Call for Papers: Europeanization and Changes in Minority Inclusion in Central and Eastern Europe

Posted Date: 2016-06-22
Expiry Date: 2018-02-19

Guest editors: Zsuzsa Csergő (Queen’s U, Kingston, Canada) and Balázs Vizi (Institute for Minority Studies, Centre for Social Sciences, HAS)

It is widely acknowledged that two decades of “Europeanization”—conceived as both the physical expansion of the European Union and the diffusion of European norms and practices—have had a profound influence on ethnic relations. Although the pacifying impact of European integration in post-communist Europe is widely acknowledged, significant questions remain open about the future of peaceful and democratic interethnic relations.  The scope of this special issue is to provide a framework for scholars to discuss the specific ways in which conditions for minority inclusion have changed in Central and Eastern Europe.  We conceive of political and social boundary-making as intertwined in significant ways, requiring scholars to bridge research agendas and pool resources in an effort to tackle the complexity of questions involving minority inclusion.  We believe the journal Intersections provides an ideal venue for this approach, given its mission to open space for scholars from diverse disciplinary backgrounds and create linkages among scholars in diverse regions.
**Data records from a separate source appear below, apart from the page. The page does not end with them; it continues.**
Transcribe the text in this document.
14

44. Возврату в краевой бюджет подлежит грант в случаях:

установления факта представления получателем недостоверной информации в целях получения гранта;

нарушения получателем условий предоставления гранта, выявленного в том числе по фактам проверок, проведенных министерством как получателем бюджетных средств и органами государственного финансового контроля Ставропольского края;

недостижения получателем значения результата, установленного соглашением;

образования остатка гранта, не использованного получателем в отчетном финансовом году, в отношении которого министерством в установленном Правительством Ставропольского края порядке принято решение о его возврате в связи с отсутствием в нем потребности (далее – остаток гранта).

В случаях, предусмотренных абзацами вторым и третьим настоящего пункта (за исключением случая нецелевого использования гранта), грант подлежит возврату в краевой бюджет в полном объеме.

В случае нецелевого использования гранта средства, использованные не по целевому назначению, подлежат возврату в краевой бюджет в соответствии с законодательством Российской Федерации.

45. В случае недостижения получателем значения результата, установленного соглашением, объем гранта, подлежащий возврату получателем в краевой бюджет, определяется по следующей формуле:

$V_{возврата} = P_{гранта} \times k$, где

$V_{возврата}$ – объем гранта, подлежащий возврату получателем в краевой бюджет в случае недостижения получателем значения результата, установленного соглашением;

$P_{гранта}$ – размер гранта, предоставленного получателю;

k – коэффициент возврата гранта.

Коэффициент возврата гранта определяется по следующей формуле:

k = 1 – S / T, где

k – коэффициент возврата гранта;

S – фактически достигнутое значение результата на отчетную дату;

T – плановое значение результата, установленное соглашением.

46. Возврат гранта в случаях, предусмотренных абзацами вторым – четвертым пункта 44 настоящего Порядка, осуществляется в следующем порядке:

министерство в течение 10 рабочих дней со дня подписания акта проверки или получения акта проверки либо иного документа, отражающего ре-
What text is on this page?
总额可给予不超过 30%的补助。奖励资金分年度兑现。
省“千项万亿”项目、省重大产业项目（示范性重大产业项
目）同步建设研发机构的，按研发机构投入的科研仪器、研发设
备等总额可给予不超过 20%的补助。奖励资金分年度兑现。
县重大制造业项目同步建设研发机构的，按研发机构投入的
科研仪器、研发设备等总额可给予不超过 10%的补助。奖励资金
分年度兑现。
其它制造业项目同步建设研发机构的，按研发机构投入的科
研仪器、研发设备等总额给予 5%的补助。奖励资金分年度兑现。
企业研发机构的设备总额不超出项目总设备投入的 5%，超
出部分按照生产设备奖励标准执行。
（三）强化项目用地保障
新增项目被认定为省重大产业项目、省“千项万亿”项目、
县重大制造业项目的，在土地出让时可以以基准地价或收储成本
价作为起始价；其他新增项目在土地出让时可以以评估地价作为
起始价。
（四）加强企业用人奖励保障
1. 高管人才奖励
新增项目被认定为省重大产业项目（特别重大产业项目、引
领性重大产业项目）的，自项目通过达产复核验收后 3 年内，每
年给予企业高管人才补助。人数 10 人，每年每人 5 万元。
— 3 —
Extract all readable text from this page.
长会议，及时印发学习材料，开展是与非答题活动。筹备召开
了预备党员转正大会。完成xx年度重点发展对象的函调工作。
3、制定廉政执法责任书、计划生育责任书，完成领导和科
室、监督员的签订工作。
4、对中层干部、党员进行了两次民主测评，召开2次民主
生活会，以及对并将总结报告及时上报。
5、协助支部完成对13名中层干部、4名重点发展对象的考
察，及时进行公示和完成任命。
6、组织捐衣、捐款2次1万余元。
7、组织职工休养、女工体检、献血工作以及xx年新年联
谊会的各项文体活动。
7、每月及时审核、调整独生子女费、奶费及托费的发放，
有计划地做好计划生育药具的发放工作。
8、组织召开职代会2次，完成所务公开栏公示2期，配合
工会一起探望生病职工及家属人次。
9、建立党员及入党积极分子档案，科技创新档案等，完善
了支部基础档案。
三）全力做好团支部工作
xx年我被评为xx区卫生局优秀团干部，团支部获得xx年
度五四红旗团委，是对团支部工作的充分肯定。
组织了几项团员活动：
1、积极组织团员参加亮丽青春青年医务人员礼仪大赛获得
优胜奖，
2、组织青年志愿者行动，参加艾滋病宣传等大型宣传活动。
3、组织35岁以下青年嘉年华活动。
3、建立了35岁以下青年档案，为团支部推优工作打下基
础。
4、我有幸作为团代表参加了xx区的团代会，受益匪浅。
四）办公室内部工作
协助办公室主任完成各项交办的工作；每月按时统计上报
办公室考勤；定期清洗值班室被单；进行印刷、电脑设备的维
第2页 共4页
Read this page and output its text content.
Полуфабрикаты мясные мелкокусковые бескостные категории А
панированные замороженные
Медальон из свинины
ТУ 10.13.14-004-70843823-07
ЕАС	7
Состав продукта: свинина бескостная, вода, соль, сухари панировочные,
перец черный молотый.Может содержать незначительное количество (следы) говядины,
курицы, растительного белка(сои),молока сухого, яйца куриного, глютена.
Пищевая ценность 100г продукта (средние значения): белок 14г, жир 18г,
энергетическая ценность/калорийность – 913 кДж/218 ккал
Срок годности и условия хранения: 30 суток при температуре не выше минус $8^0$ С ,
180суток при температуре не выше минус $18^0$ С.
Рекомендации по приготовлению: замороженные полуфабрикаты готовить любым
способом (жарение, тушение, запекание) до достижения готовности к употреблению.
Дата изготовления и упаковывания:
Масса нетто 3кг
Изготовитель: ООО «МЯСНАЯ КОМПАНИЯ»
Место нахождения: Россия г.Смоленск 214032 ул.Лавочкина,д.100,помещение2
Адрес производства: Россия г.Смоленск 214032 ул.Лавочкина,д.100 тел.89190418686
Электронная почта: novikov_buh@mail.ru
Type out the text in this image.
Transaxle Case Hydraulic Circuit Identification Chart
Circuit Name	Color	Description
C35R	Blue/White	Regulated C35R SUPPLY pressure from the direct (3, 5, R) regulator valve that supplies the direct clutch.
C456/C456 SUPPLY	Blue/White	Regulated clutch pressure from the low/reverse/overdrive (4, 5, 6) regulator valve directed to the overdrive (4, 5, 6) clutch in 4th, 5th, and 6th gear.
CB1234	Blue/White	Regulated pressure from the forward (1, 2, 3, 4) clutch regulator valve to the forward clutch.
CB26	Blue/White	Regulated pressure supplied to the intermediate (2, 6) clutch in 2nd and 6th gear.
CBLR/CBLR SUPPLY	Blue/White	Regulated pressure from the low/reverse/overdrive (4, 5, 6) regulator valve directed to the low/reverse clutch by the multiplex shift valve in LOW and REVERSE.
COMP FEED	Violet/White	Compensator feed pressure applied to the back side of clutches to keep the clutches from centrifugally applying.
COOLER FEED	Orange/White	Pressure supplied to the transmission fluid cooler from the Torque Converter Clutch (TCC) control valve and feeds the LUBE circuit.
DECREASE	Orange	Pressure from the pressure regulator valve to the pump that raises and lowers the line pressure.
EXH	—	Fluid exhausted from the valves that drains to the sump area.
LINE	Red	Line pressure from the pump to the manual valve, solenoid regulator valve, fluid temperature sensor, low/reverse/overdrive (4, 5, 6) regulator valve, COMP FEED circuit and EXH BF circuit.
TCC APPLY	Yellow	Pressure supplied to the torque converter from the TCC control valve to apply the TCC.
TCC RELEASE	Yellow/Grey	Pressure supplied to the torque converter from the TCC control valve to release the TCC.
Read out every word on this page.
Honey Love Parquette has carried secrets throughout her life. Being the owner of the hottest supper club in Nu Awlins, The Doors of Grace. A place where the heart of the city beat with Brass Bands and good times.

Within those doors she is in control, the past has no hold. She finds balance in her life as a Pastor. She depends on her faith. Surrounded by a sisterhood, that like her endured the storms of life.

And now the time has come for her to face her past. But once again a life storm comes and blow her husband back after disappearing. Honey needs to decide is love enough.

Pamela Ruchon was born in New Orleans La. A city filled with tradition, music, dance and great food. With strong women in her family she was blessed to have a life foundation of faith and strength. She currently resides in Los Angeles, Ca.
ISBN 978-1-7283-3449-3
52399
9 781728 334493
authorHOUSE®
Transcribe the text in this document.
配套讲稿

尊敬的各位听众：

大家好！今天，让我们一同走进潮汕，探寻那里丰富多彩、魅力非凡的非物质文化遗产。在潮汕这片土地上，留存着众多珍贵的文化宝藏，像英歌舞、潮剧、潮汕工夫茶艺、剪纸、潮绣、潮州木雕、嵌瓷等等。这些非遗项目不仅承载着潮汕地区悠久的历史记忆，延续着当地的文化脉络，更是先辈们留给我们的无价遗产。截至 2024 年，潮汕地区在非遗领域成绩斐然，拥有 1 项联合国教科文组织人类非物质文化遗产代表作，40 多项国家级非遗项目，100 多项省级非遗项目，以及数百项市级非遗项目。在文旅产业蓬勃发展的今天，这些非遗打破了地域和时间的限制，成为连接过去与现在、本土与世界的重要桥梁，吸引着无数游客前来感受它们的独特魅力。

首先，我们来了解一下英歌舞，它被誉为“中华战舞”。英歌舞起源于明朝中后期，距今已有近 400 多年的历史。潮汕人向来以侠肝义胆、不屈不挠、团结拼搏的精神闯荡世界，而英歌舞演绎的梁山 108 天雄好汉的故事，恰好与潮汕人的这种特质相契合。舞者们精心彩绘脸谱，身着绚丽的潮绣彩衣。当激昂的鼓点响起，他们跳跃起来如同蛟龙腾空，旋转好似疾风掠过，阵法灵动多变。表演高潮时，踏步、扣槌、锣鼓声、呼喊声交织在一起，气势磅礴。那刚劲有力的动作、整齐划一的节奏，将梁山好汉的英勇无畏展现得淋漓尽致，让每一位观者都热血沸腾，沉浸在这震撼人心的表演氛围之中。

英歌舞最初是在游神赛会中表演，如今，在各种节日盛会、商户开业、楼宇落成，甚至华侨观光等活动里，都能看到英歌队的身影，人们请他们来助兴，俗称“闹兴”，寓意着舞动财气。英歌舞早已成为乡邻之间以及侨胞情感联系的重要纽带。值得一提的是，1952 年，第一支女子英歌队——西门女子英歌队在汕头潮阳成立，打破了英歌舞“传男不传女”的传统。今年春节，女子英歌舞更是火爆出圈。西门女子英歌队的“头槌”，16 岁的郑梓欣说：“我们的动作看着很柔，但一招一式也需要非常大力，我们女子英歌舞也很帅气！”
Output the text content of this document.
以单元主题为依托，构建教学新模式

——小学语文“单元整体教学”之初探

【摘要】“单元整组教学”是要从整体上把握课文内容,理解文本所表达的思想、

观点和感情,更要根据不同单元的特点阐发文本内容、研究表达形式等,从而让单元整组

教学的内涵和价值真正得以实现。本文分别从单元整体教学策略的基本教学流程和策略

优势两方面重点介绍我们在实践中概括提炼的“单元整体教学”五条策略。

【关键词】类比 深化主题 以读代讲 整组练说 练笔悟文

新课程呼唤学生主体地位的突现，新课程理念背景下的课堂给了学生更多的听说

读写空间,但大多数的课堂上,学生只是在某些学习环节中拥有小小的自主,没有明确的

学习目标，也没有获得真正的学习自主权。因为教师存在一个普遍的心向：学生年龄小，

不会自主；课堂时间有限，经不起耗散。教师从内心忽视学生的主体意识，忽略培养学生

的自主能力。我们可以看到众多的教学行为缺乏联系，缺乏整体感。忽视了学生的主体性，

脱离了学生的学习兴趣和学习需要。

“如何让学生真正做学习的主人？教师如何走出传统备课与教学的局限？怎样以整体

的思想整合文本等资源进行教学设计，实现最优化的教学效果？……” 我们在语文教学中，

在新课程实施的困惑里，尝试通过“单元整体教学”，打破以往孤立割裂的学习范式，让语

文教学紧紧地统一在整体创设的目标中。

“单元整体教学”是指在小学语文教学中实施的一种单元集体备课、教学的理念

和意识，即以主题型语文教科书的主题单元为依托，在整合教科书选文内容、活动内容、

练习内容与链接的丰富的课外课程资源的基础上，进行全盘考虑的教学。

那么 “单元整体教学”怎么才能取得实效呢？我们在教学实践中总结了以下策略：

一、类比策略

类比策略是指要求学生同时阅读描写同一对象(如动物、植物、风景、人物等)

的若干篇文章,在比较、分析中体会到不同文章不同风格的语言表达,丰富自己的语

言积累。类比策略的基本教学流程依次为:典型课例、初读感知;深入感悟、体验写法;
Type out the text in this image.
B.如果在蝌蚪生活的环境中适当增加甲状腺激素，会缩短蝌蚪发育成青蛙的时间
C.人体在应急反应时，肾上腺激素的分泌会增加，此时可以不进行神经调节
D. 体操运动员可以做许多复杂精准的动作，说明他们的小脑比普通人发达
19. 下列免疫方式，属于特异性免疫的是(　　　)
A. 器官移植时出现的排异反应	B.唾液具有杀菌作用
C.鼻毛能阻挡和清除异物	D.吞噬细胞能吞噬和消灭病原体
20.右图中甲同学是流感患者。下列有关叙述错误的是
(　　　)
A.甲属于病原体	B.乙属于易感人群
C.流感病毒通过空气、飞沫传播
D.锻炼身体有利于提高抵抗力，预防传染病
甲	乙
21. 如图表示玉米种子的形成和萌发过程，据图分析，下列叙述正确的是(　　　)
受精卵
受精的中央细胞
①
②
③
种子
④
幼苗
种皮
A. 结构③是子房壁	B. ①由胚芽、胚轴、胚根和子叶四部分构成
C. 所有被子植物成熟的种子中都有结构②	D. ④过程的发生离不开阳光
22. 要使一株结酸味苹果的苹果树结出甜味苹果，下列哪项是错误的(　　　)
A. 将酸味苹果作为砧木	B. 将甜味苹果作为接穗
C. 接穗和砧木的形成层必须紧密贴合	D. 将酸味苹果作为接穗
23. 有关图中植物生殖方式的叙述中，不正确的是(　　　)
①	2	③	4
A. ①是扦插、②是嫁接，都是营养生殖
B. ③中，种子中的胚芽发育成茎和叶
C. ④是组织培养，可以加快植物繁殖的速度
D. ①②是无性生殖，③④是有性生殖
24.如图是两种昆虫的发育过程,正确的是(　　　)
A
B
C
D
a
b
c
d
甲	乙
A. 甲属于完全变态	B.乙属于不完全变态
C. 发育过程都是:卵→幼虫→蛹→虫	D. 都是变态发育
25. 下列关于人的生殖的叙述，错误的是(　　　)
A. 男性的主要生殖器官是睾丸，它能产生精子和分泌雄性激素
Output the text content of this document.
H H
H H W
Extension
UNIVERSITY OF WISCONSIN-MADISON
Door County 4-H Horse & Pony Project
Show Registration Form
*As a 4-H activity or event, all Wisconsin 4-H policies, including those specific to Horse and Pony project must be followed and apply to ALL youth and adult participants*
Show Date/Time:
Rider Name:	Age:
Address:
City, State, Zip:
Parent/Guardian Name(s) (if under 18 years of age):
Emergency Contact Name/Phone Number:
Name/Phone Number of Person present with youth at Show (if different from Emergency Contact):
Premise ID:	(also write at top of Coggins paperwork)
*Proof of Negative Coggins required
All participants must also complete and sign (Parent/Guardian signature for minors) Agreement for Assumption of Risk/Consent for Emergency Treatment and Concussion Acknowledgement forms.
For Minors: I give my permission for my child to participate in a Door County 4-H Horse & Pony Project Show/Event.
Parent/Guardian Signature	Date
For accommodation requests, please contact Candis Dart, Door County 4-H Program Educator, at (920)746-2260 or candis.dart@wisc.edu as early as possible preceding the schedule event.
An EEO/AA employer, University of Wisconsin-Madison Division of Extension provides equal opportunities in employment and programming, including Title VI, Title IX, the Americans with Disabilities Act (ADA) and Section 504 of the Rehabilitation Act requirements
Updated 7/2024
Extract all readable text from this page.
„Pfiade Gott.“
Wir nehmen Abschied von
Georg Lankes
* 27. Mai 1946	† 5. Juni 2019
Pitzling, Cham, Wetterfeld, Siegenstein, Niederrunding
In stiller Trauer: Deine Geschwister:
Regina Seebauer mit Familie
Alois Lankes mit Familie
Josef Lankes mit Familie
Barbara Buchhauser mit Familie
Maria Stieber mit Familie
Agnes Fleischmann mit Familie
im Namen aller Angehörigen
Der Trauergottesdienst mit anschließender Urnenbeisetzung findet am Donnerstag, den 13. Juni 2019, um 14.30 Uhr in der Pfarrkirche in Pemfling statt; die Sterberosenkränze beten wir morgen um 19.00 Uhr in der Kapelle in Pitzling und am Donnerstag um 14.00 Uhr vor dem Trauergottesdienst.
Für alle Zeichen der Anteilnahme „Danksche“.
We invite both empirical and theoretical contributions that address changes in institutional spaces, elite strategies, interethnic trust and understanding, as well as studies about the question of how minority political and social actors perceive their future prospects in their states.  We wish to include case studies and comparative work focused on different parts of Central and Eastern Europe.  Research about Central and Eastern Europe has been fundamentally important for the advancement of ethnicity and nationalism studies, and of democratization studies.  We expect that this special issue will continue that tradition, adding significant contributions to these areas of research.

 

Please send 300-500  word abstracts & max 300-word short bios

For further questions contact our guest editors: Zsuzsa Csergő (csergo@queensu.ca) and Balázs Vizi (vizi.balazs@tk.mta.hu)

 

 

If you encounter technical problems contact István Hegedűs (intersections@tk.mta.hu).

 

Deadline for abstract submission 30 November 2016. Deadline for article submission 15 March 2017. Please use “EU and Minority inclusion in CEE” in the subject line.

 


 

Zsuzsa Csergő (Ph.D. in Political Science) is Associate Professor of Political Studies at Queen’s University, Canada.  She is also President of the Association for the Study of Nationalities (ASN).  Before joining the Queen’s faculty, she was Assistant Professor of Political Science and Coordinator of the Women’s Leadership Program in U.S. and International Politics at the George Washington University.  She specializes in the study of nationalism in contemporary European politics, with particular focus on post-communist Central and Eastern Europe (CEE).  She is currently writing a comparative book about the conditions of minority inclusion in new EU member states of CEE.  Her first book, Talk of the Nation: Language and Conflict in Romania and Slovakia (Cornell University Press, 2007) focused the impact of democratization and Europeanization on majority-minority contestations over language use.  Her articles have appeared in Perspectives on PoliticsForeign Policy, Nations and Nationalism, East European Politics and Societies, Europe-Asia Studies, and other journals.  She received a number of prestigious academic awards and fellowships, including the 2005 Sherman Emerging Scholar Award from the University of North Carolina; the Fernand Braudel Senior Fellowship from the European University Institute in Florence, Italy (Fall 2006); research grants from the Woodrow Wilson International Center for Scholars, the Institute for the Study of World Politics, the American Council of Learned Societies and Social Science Research Council, and the Social Sciences and Humanities Research Council of Canada; and a Distinguished Alumna Award from the George Washington university.

 

Balázs Vizi graduated in law at the Eötvös Loránd University (Budapest) and received PhD in political science from the University of Leuven (KUL) in 2006. He has specialized in international human and minority rights law. From 2002 he works at the Institute for Minority Studies, Centre for Social Sciences at the Hungarian Academy of Sciences. He is associate professor at the Department of International Law, Faculty of International and European Studies of the National University of Public Service, and lectures at the Institute of Political Sciences, Faculty of Law, „Eötvös Loránd” University. He is senior non-resident research associate at the European Centre for Minority Issues (ECMI). He is author of several publications on minority issues in the context of the European integration and co-editor of several books on minority rights protection.